De acuerdo con esta opinión, WikiLeaks socava a los “teóricos de la conspiración”, que cuestionan los nobles motivos que proclama Washington.
El cable de Godec presta apoyo a estos juicios, al menos si no miramos más allá. Porque si lo hacemos, tal como informa Stephen Zunes, analista de política exterior, en Foreign Policy in Focus, nos encontramos con que, con la información de Godec en la mano, Washington suministró 12 millones de dólares en ayuda militar a Túnez. Da la casualidad de que Túnez era uno de los cinco únicos beneficiarios extranjeros: Israel (como de costumbre); las dos dictaduras de Oriente Medio, Egipto y Jordania; y Colombia, que durante mucho tiempo ha ostentado el peor historial de derechos humanos y recibido la mayor cantidad de ayuda militar norteamericana en el hemisferio.
La evidencia número uno de Heilbrunn es el apoyo árabe a las medidas políticas norteamericanas que tienen como objetivo Irán, según revelan los cables filtrados. También Rachman se ciñe a este ejemplo, como fue el caso en general de los medios, saludando tan alentadoras revelaciones. Las reacciones ilustran la hondura del desprecio por la democracia en la cultura de elevada formación.
Lo que no se menciona es lo que piensa la población, lo cual resulta fácil de describir de acuerdo con las encuestas de opinión difundidas en agosto pasado por la Brookings Institution: algunos árabes están de acuerdo con Washington y los comentaristas occidentales en que Irán representa una amenaza, el 10%. Por contraposición, consideran a los EE. UU. e Israel como amenazas principales (el 77% y el 88% respectivamente).
La opinión árabe se muestra tan hostil a las políticas de Washington que una mayoría (el 57%) cree que la seguridad regional se acrecentaría si Irán dispusiera de armas nucleares. Pese a todo, “no hay nada que vaya mal, todo está bajo control” (tal como describe Muasher la fantasía imperante). Los dictadores nos apoyan. Se puede ignorar a sus súbditos, salvo que rompan sus cadenas, en cuyo caso hay que llevar a cabo ajustes políticos.
Otras filtraciones parecen también prestar apoyo a los juicios entusiastas sobre la nobleza de Washington. En julio de 2009, Hugo Llorens, embajador norteamericano en Honduras, informó a Washington de una investigación de la embajada acerca de “cuestiones legales y constitucionales en torno a la destitución forzada del presidente Manuel, ‘Mel’, Zelaya.”
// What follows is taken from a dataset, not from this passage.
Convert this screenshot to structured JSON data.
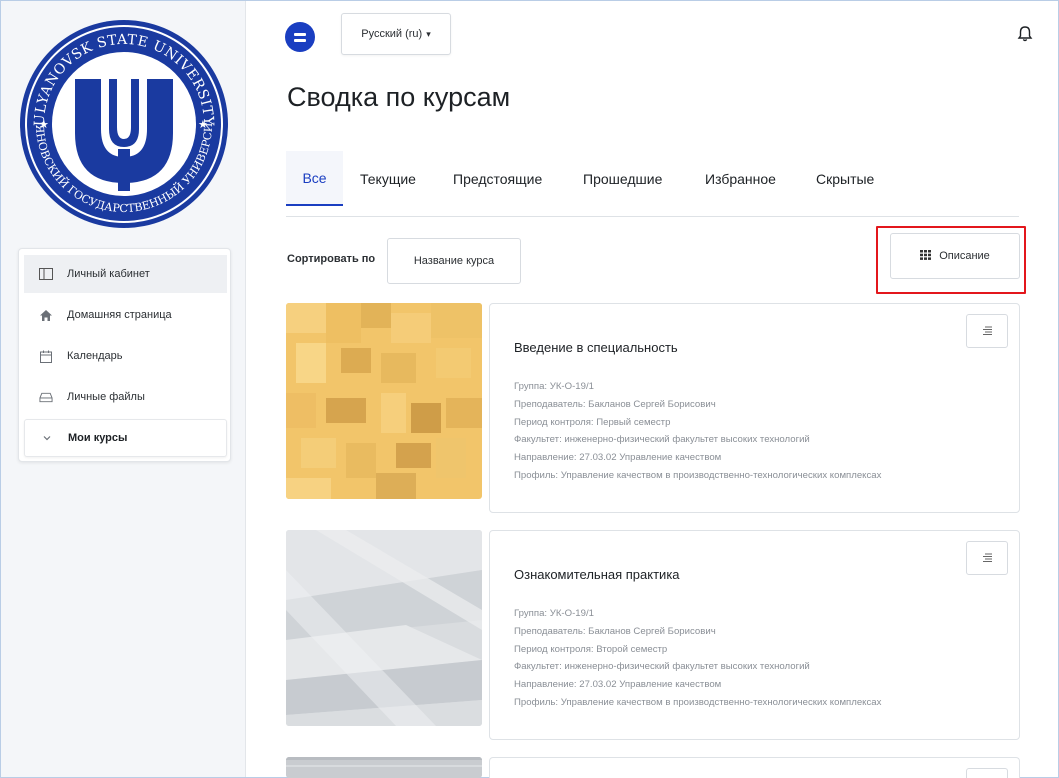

La embajada concluía que “no hay duda de que los militares, el tribunal supremo y el congreso nacional conspiraron el 28 de junio en lo que supuso un golpe ilegal e inconstitucional contra el ejecutivo”. Muy admirable, salvo que el presidente Obama procedió a romper con casi toda América Latina y Europa al apoyar el régimen del golpe y desestimar las atrocidades posteriores.
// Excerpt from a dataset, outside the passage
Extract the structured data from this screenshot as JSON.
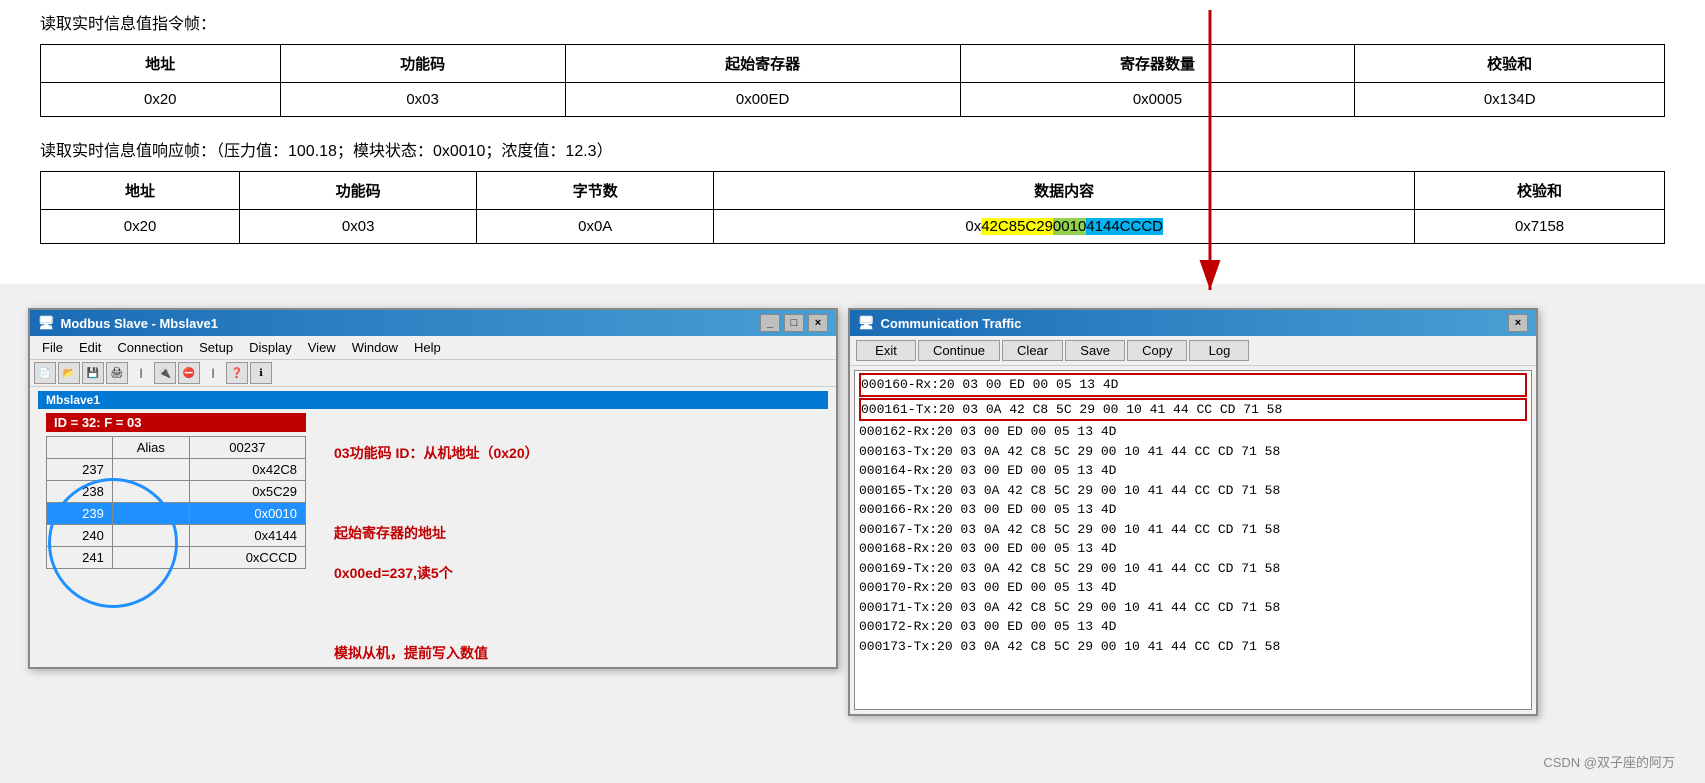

Quizás las revelaciones más notables de WikiLeaks sean las referentes a Pakistan, examinadas por Fred Branfman, analista de política exterior, en Truthdig.
Los cables revelan que la embajada norteamericana es bien consciente de que la guerra de Washington en Afganistán y Pakistán no sólo intensifica el rampante antiamericanismo sino que también “corre el riesgo de desestabilizar el estado paquistaní” y suscita incluso la amenaza de la pesadilla última: que las armas nucleares pudieran caer en manos de terroristas islámicos.
De nuevo, las revelaciones “deberían proporcionar una sensación de seguridad (…) de que los funcionarios no se han quedado dormidos a los mandos ” (en palabras de Heilbrunn), mientras Washington marcha resueltamente al desastre.